A week after addressing the issue on HBO's Real Sports with Bryant Gumbel, Steelers coach Mike Tomlin discussed the NFL's lack of Black head coaches in a follow-up interview with Ron Cook of the Pittsburgh Post-Gazette, expressing his concern about the lack of progress in Black coaches getting hired for open jobs.
“I don’t have an answer for you as to how to make it better,” Tomlin said. “The optimist in me says things will get better, but there’s been no evidence in the recent cycles to back that up. Without evidence, all we have is hope. We just haven’t been able to move the needle.”
Tomlin specifically addressed Chiefs offensive coordinator Eric Bieniemy, who has not followed in the paths of previous offensive coordinators under Andy Reid that have gone on to become head coaches. That Bieniemy has yet to matriculate to the next level is, to Tomlin, a "real head-scratcher."
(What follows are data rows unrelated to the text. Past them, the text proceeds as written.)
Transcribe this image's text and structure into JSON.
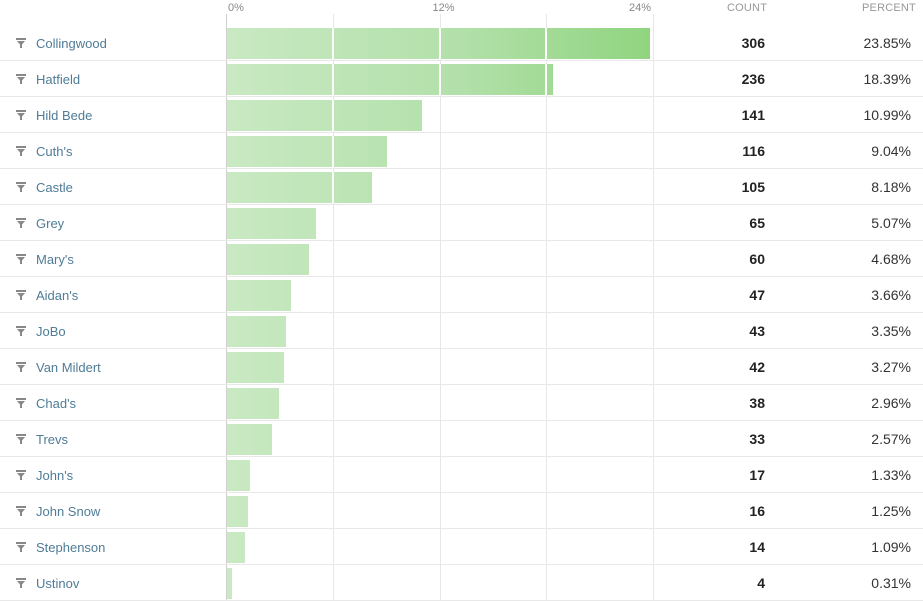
{
  "chart_data": {
    "type": "bar",
    "orientation": "horizontal",
    "x_ticks": [
      "0%",
      "12%",
      "24%"
    ],
    "x_tick_values": [
      0,
      12,
      24
    ],
    "xlim": [
      0,
      24
    ],
    "columns": {
      "count": "COUNT",
      "percent": "PERCENT"
    },
    "rows": [
      {
        "label": "Collingwood",
        "count": "306",
        "percent": "23.85%",
        "value": 23.85
      },
      {
        "label": "Hatfield",
        "count": "236",
        "percent": "18.39%",
        "value": 18.39
      },
      {
        "label": "Hild Bede",
        "count": "141",
        "percent": "10.99%",
        "value": 10.99
      },
      {
        "label": "Cuth's",
        "count": "116",
        "percent": "9.04%",
        "value": 9.04
      },
      {
        "label": "Castle",
        "count": "105",
        "percent": "8.18%",
        "value": 8.18
      },
      {
        "label": "Grey",
        "count": "65",
        "percent": "5.07%",
        "value": 5.07
      },
      {
        "label": "Mary's",
        "count": "60",
        "percent": "4.68%",
        "value": 4.68
      },
      {
        "label": "Aidan's",
        "count": "47",
        "percent": "3.66%",
        "value": 3.66
      },
      {
        "label": "JoBo",
        "count": "43",
        "percent": "3.35%",
        "value": 3.35
      },
      {
        "label": "Van Mildert",
        "count": "42",
        "percent": "3.27%",
        "value": 3.27
      },
      {
        "label": "Chad's",
        "count": "38",
        "percent": "2.96%",
        "value": 2.96
      },
      {
        "label": "Trevs",
        "count": "33",
        "percent": "2.57%",
        "value": 2.57
      },
      {
        "label": "John's",
        "count": "17",
        "percent": "1.33%",
        "value": 1.33
      },
      {
        "label": "John Snow",
        "count": "16",
        "percent": "1.25%",
        "value": 1.25
      },
      {
        "label": "Stephenson",
        "count": "14",
        "percent": "1.09%",
        "value": 1.09
      },
      {
        "label": "Ustinov",
        "count": "4",
        "percent": "0.31%",
        "value": 0.31
      }
    ],
    "bar_color": "#b2e0a9",
    "grid": true
  },
  "icons": {
    "row_filter": "filter-icon"
  }
}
“Every offensive coordinator Andy Reid has had in the last 20 years got a head job," Tomlin said. "One of those guys, Brad Childress, hired me in Minnesota in 2006. Now, Andy has the best offense he’s ever had and (Bieniemy) can’t get a job?”
Tomlin also addressed the issue of him not having a Black coordinator during his 14-year helm with the Steelers. Last offseason, he interviewed Pep Hamilton for his vacant offensive coordinator position but ended up promoting quarterbacks coach Matt Canada instead.
“I always do what is best for our organization,” Tomlin said. “I believe in hiring from within in most cases. ... I’m highly sensitive to it, but I don’t regret (not having a Black coordinator). I’ve had some good (Black) coaches leave for other jobs. Ray Horton. Scottie Montgomery went back to college. Kirby Wilson was hurt in that house fire.”
Tomlin is one of three Black head coaches in the NFL, along with Brian Flores of the Miami Dolphins and David Culley of the Houston Texans.